Step 1: Make a backup

Copy the .qbw file to a working directory. OpenQBW is read-only, but it's good practice:

$ cp mybooks.qbw mybooks.qbw.bak

Step 2: Inventory what is in the file

$ openqbw catalog mybooks.qbw

This prints every user table. Look for the ones you care about:

  • abmc_*_header -- transaction headers (invoices, bills, payments)
  • abmc_*_*line* -- line items
  • Customer, vendor, item, and account lists also live in abmc_* tables.

Step 3: Pick an output format

OpenQBW today ships these export targets via the openqbw migrate subcommand (when available -- see openqbw --help for the version you have installed):

FormatUse when
SQLiteYou want to query the data, or import to BI tools
CSVYou want a lowest-common-denominator handoff
IIFYou want to import to another QB-compatible product

Step 4: Export

# SQLite (one file, all tables)
$ openqbw export mybooks.qbw --out books.sqlite

# CSV (one file per table; see migrate subcommand)
$ openqbw migrate mybooks.qbw --format csv --out csv-out/

# IIF (Intuit Interchange Format, importable by many tools)
$ openqbw migrate mybooks.qbw --format iif --out books.iif

Step 5: Verify

Open the export in your target tool and reconcile a few totals against what QuickBooks itself reported (a saved P&L PDF, a sales-by-customer report, or a trial balance) before relying on the export.

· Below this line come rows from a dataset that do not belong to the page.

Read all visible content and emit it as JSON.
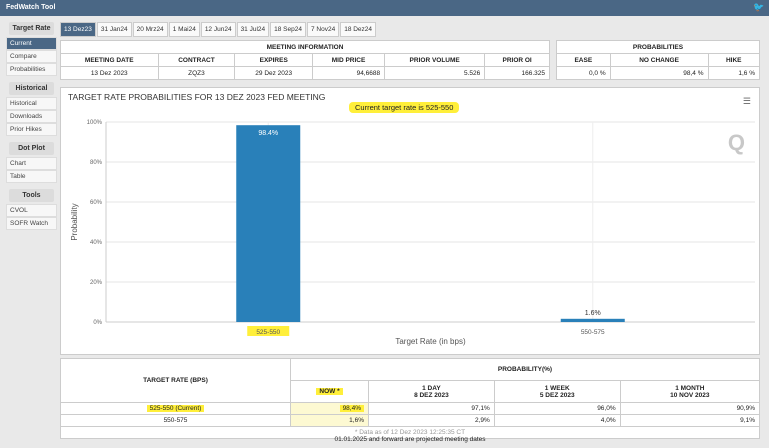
{
  "app": {
    "title": "FedWatch Tool",
    "twitter_icon": "twitter-icon"
  },
  "sidebar": {
    "sections": [
      {
        "header": "Target Rate",
        "items": [
          "Current",
          "Compare",
          "Probabilities"
        ]
      },
      {
        "header": "Historical",
        "items": [
          "Historical",
          "Downloads",
          "Prior Hikes"
        ]
      },
      {
        "header": "Dot Plot",
        "items": [
          "Chart",
          "Table"
        ]
      },
      {
        "header": "Tools",
        "items": [
          "CVOL",
          "SOFR Watch"
        ]
      }
    ],
    "active": "Current"
  },
  "tabs": [
    "13 Dez23",
    "31 Jan24",
    "20 Mrz24",
    "1 Mai24",
    "12 Jun24",
    "31 Jul24",
    "18 Sep24",
    "7 Nov24",
    "18 Dez24"
  ],
  "meeting_info": {
    "title": "MEETING INFORMATION",
    "headers": [
      "MEETING DATE",
      "CONTRACT",
      "EXPIRES",
      "MID PRICE",
      "PRIOR VOLUME",
      "PRIOR OI"
    ],
    "values": [
      "13 Dez 2023",
      "ZQZ3",
      "29 Dez 2023",
      "94,6688",
      "5.526",
      "166.325"
    ]
  },
  "probabilities": {
    "title": "PROBABILITIES",
    "headers": [
      "EASE",
      "NO CHANGE",
      "HIKE"
    ],
    "values": [
      "0,0 %",
      "98,4 %",
      "1,6 %"
    ]
  },
  "chart_data": {
    "type": "bar",
    "title": "TARGET RATE PROBABILITIES FOR 13 DEZ 2023 FED MEETING",
    "subtitle": "Current target rate is 525-550",
    "xlabel": "Target Rate (in bps)",
    "ylabel": "Probability",
    "categories": [
      "525-550",
      "550-575"
    ],
    "values": [
      98.4,
      1.6
    ],
    "data_labels": [
      "98.4%",
      "1.6%"
    ],
    "ylim": [
      0,
      100
    ],
    "yticks": [
      "0%",
      "20%",
      "40%",
      "60%",
      "80%",
      "100%"
    ],
    "color": "#2980b9",
    "highlight_category": "525-550",
    "grid": true
  },
  "bottom_table": {
    "col1": "TARGET RATE (BPS)",
    "prob_header": "PROBABILITY(%)",
    "cols": [
      {
        "l1": "NOW *",
        "l2": ""
      },
      {
        "l1": "1 DAY",
        "l2": "8 DEZ 2023"
      },
      {
        "l1": "1 WEEK",
        "l2": "5 DEZ 2023"
      },
      {
        "l1": "1 MONTH",
        "l2": "10 NOV 2023"
      }
    ],
    "rows": [
      {
        "rate": "525-550 (Current)",
        "vals": [
          "98,4%",
          "97,1%",
          "96,0%",
          "90,9%"
        ]
      },
      {
        "rate": "550-575",
        "vals": [
          "1,6%",
          "2,9%",
          "4,0%",
          "9,1%"
        ]
      }
    ],
    "note": "* Data as of 12 Dez 2023 12:25:35 CT"
  },
  "footer": "01.01.2025 and forward are projected meeting dates"
}
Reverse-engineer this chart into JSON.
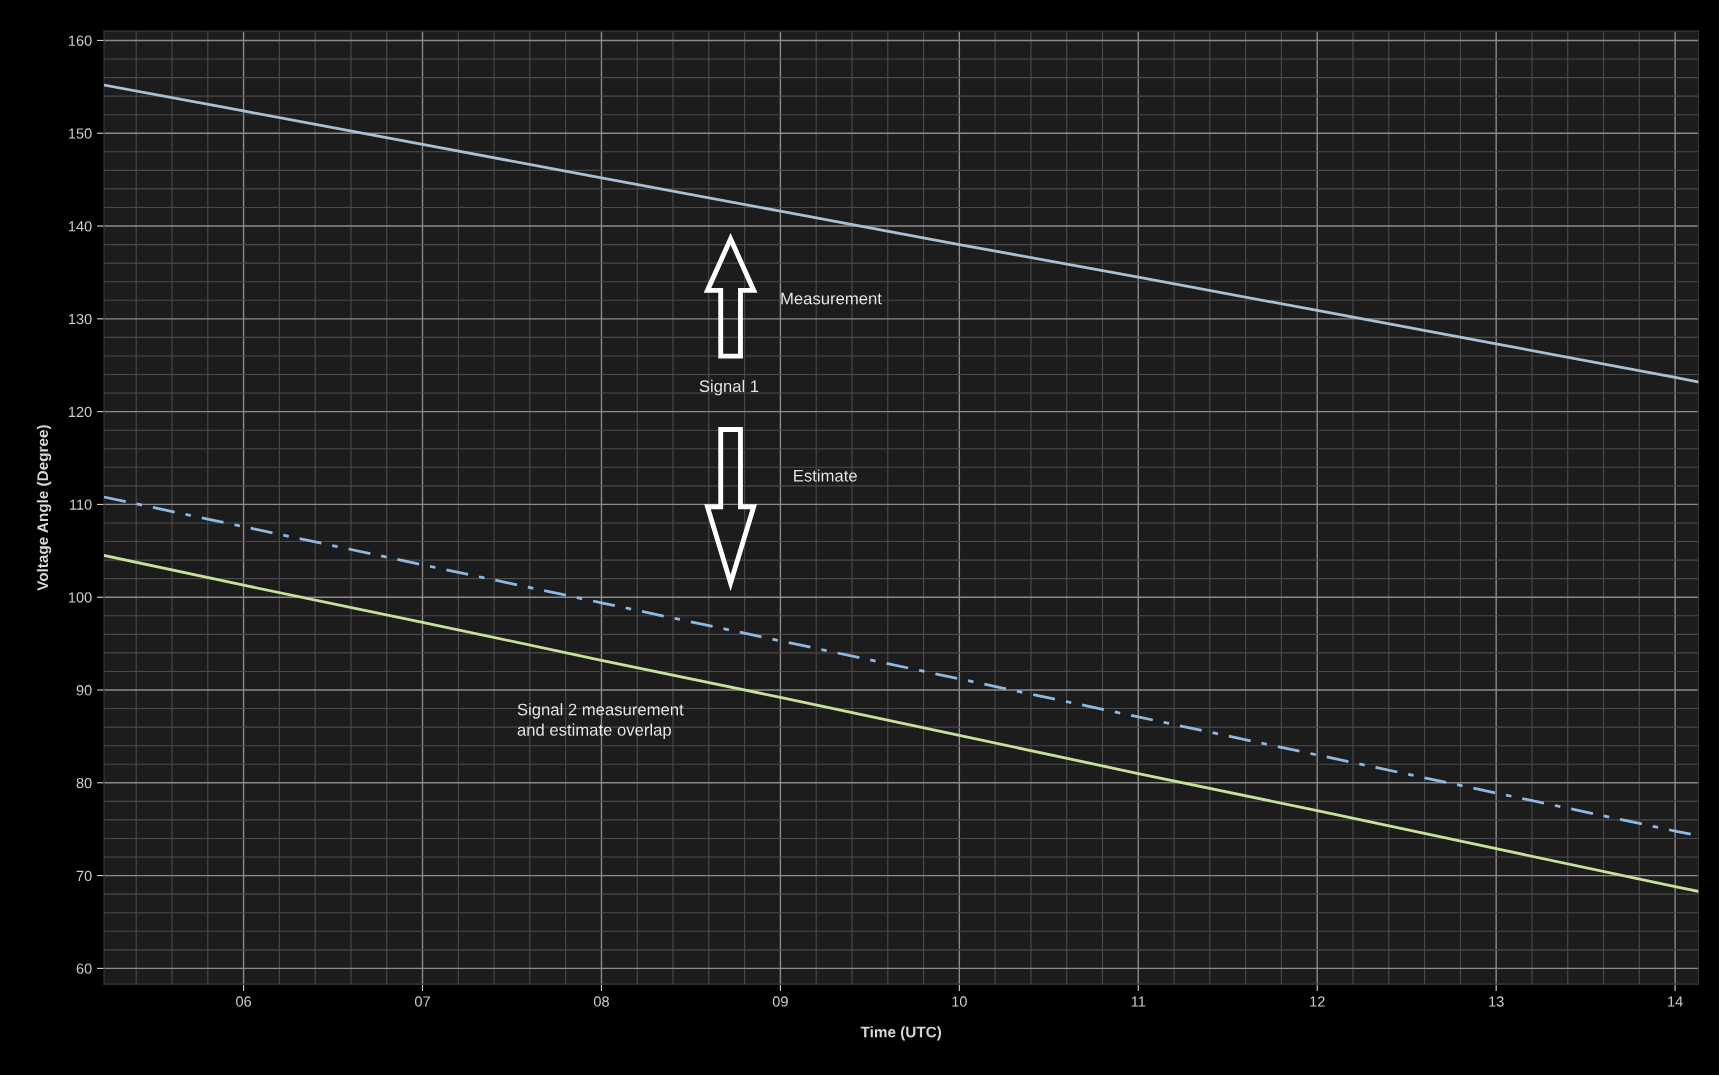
{
  "chart_data": {
    "type": "line",
    "xlabel": "Time (UTC)",
    "ylabel": "Voltage Angle (Degree)",
    "x": [
      5.22,
      6,
      7,
      8,
      9,
      10,
      11,
      12,
      13,
      14,
      14.13
    ],
    "series": [
      {
        "color": "#a9bfd6",
        "line_style": "solid",
        "values": [
          155.2,
          152.4,
          148.8,
          145.2,
          141.6,
          138.0,
          134.5,
          130.9,
          127.3,
          123.7,
          123.2
        ]
      },
      {
        "color": "#8fb8e0",
        "line_style": "dashed",
        "values": [
          110.8,
          107.6,
          103.5,
          99.4,
          95.3,
          91.2,
          87.1,
          83.0,
          78.9,
          74.8,
          74.3
        ]
      },
      {
        "color": "#c8e09a",
        "line_style": "solid",
        "values": [
          104.5,
          101.3,
          97.3,
          93.2,
          89.2,
          85.1,
          81.0,
          77.0,
          72.9,
          68.8,
          68.3
        ]
      }
    ],
    "xlim": [
      5.22,
      14.13
    ],
    "xticks": [
      {
        "value": 6,
        "label": "06"
      },
      {
        "value": 7,
        "label": "07"
      },
      {
        "value": 8,
        "label": "08"
      },
      {
        "value": 9,
        "label": "09"
      },
      10,
      11,
      12,
      13,
      14
    ],
    "ylim": [
      58.3,
      161
    ],
    "yticks": [
      60,
      70,
      80,
      90,
      100,
      110,
      120,
      130,
      140,
      150,
      160
    ],
    "grid": true,
    "marker": "none",
    "annotations": [
      "Measurement",
      "Signal 1",
      "Estimate",
      "Signal 2 measurement\nand estimate overlap"
    ]
  }
}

OpenQBW preserves cents (it does not introduce floating-point rounding), so reconciliation to the penny is expected.

Mapping notes

  • Dates are stored as SA-days (days since 1900-01-01 minus an offset) in the on-disk format. OpenQBW emits them as ISO-8601 date strings.
  • Amounts are i64 cents on the QB side. Exports preserve this; CSV/IIF outputs include a separate decimal column for readability.
  • Foreign keys are surfaced from the SA17 SYSINDEX catalog where present, and via a name-heuristic fallback otherwise.
  • Deleted records are not recoverable in general. OpenQBW parses pages that the page-store currently considers live.

Limitations

  • Password-protected files: structural metadata only; row content remains obfuscated until QuickBooks decrypts it on open.
  • Multi-user (.QBX, .QBA) files: not yet supported.
  • Custom user-defined fields are exported as-is (raw bytes) when the encoding cannot be determined from the catalog.

If you hit a limitation, please open an issue with the file size, QB version, and the failing command. Do not attach the file -- attach the redacted output only.